Der Oma ihre neue Hüfte

18. September 2020

Es ist Freitagabend 23:30h die ZNA ist voll, Patienten reichen sich die Klinke in die Hand. Gestresste Ärzte in Weiterbildung versuchen im Trubel selber nicht unterzugehen.

Die Wagenhalle ist voll mit KTW, der letzte bringt die klassische Schenkelhalsfraktur nach Stolpersturz über Teppichkante in häuslicher Umgebung.

Die Dame ächzt unter Schmerzen, der Blick auf das fehlrotierte verkürzte linke Bein offenbart die Blickdiagnose. Es ist 23:50h die Dame ist zwischenzeitlich geröntgt, das EKG und die Blutentnahme laufen.
Frau Müller ist schockiert, sie braucht eine „neue Hüfte“ und bittet darum, die Tochter anzurufen. Auch diese ist schockiert, verspricht aber die Medikamentenliste mitzubringen und auch die altersschwache Katze der Mutter zu füttern und zum Aufklärungsgespräch vorbeizukommen.

Frau Müller wird mit Schmerzmitteln versorgt auf die Station verbracht. Der diensthabende Oberarzt ist not amused am Folgetag die neue Hüfte von Frau Müller implantieren zu müssen, aber die Qualitätssicherung schreibt eine Versorgung binnen 24h vor, sonst drohen bei wiederholtem Überschreiten der Sollquote empfindliche Kürzungen der Pauschalvergütung. Ergo OA Schneider, der gerade seine ersten Hintergrunddienste absolviert, ist jetzt für Frau Müller zuständig.

Nach Vorbereitung wird Frau Müller ‚m nächsten Vormittag in den OP verbracht. OA Schneider flucht, die studentische Hilfskraft hat sich krankgemeldet. Also muss der Dienstarzt halt alleine assistieren. Wird schon irgendwie gehen, 24 Stunden sind 24 Stunden hat der Chefarzt gesagt und OA Schneider will nicht der Dorn im chefärztlichen Auge sein.

Die OP dauert zwecks Unerfahrenheit und suboptimaler Helfermenge deutlich länger als sie im regulären Tagesgeschäft unter operativer Leitung des Endoprothetikers gedauert hätte, aber 24h sind 24h…. Sie wissen ja, der Rubel muss weiterrollen.

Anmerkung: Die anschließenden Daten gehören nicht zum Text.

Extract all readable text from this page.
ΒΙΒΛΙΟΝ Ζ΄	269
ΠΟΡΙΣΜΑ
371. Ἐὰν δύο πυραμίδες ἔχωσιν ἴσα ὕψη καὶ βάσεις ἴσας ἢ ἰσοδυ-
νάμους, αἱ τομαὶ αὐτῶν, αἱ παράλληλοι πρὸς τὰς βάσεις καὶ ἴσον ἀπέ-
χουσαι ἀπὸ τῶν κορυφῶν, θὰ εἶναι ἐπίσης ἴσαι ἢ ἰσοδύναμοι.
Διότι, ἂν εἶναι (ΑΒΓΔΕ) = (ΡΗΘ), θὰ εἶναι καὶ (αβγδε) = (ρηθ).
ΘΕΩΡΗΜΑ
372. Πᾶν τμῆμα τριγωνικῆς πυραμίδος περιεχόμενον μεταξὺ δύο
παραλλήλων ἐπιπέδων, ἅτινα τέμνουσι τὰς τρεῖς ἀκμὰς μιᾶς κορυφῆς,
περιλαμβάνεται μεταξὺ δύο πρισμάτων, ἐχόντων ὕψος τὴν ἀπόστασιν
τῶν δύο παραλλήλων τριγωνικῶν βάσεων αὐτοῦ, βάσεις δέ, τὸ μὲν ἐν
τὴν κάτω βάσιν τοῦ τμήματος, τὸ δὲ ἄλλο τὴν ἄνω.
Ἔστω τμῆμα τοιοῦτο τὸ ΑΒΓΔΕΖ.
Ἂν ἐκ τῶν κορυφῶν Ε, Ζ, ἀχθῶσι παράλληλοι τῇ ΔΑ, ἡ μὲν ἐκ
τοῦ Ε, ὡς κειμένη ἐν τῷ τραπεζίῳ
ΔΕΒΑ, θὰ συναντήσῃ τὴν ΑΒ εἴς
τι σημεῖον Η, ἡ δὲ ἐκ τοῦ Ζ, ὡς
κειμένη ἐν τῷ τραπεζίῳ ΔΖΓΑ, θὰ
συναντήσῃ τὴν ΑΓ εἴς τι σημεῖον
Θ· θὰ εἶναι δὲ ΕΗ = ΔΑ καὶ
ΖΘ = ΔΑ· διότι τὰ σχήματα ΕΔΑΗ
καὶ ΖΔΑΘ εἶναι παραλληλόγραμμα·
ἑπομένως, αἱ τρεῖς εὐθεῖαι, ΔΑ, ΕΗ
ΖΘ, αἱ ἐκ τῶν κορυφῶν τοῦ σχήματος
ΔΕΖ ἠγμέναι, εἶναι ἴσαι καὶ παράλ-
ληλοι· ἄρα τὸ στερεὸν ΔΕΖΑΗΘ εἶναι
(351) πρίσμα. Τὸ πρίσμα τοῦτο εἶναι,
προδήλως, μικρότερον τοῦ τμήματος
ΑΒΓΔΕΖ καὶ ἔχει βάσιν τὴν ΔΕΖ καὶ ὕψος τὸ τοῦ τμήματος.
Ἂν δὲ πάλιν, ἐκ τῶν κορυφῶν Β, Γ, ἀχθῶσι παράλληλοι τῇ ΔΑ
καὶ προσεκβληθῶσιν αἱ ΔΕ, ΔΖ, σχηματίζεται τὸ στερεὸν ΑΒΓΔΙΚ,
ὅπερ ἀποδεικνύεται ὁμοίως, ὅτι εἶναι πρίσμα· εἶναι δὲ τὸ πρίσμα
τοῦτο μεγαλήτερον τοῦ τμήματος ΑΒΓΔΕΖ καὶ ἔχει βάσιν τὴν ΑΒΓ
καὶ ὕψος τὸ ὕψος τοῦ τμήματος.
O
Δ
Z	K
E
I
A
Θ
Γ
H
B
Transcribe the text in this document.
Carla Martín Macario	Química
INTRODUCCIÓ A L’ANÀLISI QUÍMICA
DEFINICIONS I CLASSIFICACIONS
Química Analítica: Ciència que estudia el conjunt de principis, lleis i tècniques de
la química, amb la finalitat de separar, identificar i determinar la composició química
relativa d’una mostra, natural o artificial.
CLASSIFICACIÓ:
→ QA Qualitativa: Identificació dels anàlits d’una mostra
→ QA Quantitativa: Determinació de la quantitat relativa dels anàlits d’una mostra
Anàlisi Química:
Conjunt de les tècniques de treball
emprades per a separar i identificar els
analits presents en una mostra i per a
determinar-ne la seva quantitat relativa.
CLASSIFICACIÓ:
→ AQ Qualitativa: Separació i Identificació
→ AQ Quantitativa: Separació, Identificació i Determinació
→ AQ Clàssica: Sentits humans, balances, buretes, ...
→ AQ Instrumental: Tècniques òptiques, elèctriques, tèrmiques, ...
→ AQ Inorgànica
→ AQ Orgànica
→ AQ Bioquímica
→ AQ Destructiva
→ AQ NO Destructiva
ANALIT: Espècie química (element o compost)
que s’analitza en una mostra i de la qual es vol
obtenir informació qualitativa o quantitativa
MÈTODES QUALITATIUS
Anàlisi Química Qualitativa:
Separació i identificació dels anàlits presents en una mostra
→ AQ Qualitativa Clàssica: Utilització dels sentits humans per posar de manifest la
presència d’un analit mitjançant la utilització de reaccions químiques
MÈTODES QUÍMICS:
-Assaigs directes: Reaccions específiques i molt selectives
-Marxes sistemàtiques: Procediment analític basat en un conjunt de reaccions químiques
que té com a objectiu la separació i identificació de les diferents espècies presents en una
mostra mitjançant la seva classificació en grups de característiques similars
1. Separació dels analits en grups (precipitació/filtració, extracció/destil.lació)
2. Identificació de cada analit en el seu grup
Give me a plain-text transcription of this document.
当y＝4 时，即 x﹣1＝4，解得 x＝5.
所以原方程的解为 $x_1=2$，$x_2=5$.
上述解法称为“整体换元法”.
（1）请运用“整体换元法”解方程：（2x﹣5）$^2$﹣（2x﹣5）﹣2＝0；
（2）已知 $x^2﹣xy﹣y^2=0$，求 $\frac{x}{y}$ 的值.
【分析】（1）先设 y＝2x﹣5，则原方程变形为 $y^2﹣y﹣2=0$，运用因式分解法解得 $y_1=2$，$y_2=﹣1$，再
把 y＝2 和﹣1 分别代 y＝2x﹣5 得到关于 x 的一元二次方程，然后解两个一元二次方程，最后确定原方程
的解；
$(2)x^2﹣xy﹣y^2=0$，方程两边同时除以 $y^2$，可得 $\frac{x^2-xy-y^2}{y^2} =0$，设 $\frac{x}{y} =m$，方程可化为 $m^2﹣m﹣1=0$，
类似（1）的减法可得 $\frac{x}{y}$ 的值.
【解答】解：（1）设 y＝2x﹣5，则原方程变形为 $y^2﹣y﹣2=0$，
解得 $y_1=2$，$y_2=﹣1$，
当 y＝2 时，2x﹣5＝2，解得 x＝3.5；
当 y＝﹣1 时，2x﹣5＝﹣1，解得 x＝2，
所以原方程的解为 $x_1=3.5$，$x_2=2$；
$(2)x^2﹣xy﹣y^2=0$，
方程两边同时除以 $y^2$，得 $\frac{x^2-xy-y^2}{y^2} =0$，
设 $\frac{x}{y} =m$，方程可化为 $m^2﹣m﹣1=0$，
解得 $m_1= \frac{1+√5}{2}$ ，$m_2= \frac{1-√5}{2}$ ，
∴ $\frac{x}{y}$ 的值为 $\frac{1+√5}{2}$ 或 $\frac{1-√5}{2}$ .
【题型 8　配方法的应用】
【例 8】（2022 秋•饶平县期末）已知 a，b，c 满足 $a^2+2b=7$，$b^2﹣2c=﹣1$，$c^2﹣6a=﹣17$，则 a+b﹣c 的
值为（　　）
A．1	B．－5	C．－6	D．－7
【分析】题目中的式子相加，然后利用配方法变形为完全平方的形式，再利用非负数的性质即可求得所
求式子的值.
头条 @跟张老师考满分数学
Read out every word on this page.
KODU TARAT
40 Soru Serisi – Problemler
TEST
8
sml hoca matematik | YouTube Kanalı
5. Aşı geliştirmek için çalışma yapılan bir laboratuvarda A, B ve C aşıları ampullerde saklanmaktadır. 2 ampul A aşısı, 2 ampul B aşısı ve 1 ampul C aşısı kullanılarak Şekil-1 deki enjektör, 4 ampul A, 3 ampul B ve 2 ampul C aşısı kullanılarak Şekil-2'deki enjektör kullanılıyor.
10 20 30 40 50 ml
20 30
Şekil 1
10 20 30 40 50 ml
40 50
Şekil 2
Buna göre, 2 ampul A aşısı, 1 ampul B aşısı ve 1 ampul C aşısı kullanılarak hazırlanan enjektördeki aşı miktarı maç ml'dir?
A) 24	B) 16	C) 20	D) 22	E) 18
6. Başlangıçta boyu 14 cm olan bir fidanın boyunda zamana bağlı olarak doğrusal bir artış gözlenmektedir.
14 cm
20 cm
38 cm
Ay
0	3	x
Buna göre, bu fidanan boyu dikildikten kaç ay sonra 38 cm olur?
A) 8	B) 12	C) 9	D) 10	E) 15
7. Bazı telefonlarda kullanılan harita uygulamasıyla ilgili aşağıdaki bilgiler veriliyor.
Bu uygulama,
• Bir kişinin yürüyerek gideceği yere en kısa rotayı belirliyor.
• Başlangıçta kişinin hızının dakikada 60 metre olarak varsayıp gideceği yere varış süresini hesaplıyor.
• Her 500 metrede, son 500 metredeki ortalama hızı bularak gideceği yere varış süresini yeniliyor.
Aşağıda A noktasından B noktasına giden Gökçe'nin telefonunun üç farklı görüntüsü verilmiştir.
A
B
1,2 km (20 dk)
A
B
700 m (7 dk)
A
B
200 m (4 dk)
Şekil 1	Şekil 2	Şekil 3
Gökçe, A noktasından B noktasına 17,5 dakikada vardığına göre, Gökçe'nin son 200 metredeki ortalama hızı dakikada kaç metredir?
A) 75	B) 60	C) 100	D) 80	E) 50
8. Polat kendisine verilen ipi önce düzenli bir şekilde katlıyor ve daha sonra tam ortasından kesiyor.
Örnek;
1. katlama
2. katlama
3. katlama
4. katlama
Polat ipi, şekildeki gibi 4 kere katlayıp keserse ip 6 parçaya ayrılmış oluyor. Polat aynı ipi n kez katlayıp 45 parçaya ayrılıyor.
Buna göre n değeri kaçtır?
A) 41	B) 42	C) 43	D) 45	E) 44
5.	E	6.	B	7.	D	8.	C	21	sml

Frau Müller ist eine betagte Dame, die den Blutverlust und die Narkose mit einem postoperativen Delir quittiert. Ergo verliert Frau Müller wichtige Tage, an denen sie nicht mobilisiert werden kann. Auch danach tut sie sich schwer. Mit 87 ist man halt kein D-Zug mehr. Damit der MDK keine Krankenhaustage streicht in der Aktenprüfung erhält Frau Müller kontinuierlich intravenöse Schmerzmittel, obwohl sie eigentlich ohne auch sehr gut zurecht kommt. Die Venenentzündung tut ihr sehr weh, aber die Schmerzmittel müssen sein, sagen die Ärzte. Eine milde Hypokaliämie (erniedrigtes Blutsalz) wird mit Kalinor Brause ausgeglichen, immerhin kann man es dann verschlüsseln und das erhöht das Entgelt. Dass Frau Müller davon übel wird und Bananen auch geholfen hätten muss man ignorieren. Bananen bringen kein Geld.

Der Sozialdienst spricht in Anwesenheit der Tochter über weitere Unterbringung und Versorgungsdefizit. Immerhin sind schon 4 Tage seit der OP vorbei und Frau Müller nähert sich der mittleren Grenzverweildauer. Um Gewinn zu erwirtschaften möchte der Chefarzt, dass Frau Müller 1 Tag vor der mittleren Grenzverweildauer entlassen wird…. Die Laborwerte und die Wunde geben es her, aber laufen, laufen kann Frau Müller noch nicht. Also muss Frau Müller, die auch leider keine Rehafähigkeit erreicht hat, in eine Kurzzeitpflege. Da der Physiotherapeut Hausbesuche aufgrund fehlender Wirtschaftlichkeit nicht mehr machen kann, liegt Frau Müller von da an dauerhaft im Pflegeheim.

Klingt konstruiert? Leider nein! So geschieht es tagtäglich in deutschen Krankenhäusern.